Harta Karun Kerajaan Sung Karya Kho Ping Hoo di http://ceritasilat-novel.blogspot.com by Saiful Bahri Situbondo

   
Malam itu bulan sedang purnama. Bulatan kuning emas itu merupakan bola emas yang memancarkan cahayanya yang lembut ke permukaan pegunungan Thai-san, membentuk bayang-bayang dan perpaduan antara gelap dan terang, mendatangkan pemandangan yang indah tak terlukiskan. Hawa sejuk menyusup di antara pohon-pohon di puncak-puncak banyak bukit yang terdapat di pegunungan Thai-san yang luas.

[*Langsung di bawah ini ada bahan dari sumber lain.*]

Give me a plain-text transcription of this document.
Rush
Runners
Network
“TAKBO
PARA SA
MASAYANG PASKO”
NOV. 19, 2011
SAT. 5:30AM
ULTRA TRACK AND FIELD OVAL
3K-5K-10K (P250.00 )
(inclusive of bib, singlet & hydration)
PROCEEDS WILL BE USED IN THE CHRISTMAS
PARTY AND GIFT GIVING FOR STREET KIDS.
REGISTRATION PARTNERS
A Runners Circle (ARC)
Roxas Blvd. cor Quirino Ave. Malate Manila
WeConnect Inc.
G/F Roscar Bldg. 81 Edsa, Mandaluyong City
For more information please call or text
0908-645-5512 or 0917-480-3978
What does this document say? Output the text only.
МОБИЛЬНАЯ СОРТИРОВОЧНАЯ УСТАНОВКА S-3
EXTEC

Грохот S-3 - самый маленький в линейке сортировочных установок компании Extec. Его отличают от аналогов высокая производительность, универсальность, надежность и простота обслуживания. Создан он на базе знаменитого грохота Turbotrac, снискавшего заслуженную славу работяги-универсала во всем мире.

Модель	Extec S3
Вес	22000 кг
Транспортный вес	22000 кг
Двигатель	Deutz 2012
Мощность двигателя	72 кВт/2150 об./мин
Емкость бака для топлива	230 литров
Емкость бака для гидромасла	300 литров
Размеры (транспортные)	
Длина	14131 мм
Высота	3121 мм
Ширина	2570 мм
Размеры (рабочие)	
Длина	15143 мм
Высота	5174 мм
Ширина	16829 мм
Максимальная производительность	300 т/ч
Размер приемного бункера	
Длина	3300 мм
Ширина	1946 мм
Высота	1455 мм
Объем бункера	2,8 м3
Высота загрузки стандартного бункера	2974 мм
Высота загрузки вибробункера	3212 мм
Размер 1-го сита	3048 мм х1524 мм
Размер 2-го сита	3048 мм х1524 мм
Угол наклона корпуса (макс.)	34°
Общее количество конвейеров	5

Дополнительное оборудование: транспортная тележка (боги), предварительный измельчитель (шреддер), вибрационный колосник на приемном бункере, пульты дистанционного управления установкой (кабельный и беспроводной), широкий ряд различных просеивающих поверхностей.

   Suasananya menjadi tenteram, sunyi mencekam, indah romantis, akan tetapi juga mendatangkan sesuatu yang penuh rahasia, yang membuat orang merasa kagum, terpesona, hanyut dan terkadang juga seram. Suara gemersik daun-daun pohon yang ditiup angin semilir, suara gemericik air yang turun dari sumber air membentuk anak sungai berair jernih dan dingin, suara binatang dan serangga malam yang menciptakan musik ajaib, semua itu dapat menyihir manusia yang kebetulan berada di tempat itu.

   Cun Giok dan Ceng Ceng duduk di tepi sebuah tebing jurang yang amat dalam. Mereka memilih tempat ini untuk mengaso dan melewatkan malam karena tempat ini amat indah. Dari tepi jurang itu mereka dapat memandang ke depan bawah tanpa terhalang pohon-pohon besar. Bulan purnama menciptakan tamasya alam di depan sana, membuat kedua orang muda ini terpesona dan sejak tadi hanya duduk setengah samadhi karena terpesona keindahan alam. Mereka seolah kehilangan diri dan bersatu dengan alam. Mereka merupakan sebagian dari alam di malam yang luar biasa indahnya itu.

   Cun Giok termenung ketika merasa dirinya tenggelam ke dalam keindahan malam syahdu itu. Dia teringat akan apa yang pernah dikatakan Ceng Ceng tentang kemurahan Tuhan Maha Pencipta bagi manusia. Kalau kita berada dalam, keadaan seperti itu, seolah diri terlebur menjadi bagian dari alam semesta, tampaklah jelas betapa segala ciptaan Tuhan itu diberikan kepada manusia untuk kesejahteraan hidup manusia di atas bumi ini.

   Semua isi alam ini diperuntukkan manusia, bahkan membantu kehidupan manusia sehingga sudah menjadi kewajiban kita untuk memeliharanya, untuk melestarikannya. Air, hawa udara, hewan, tumbuh-tumbuhan dan lain-lain merupakan kebutuhan hidup kita, akan tetapi betapa kita, sadar mau pun tidak, mengotori dan merusaknya. Bahkan semua keindahan itu tidak terasa lagi karena hati akal pikiran kita dipenuhi harta benda yang kita puja sebagai sumber kesenangan.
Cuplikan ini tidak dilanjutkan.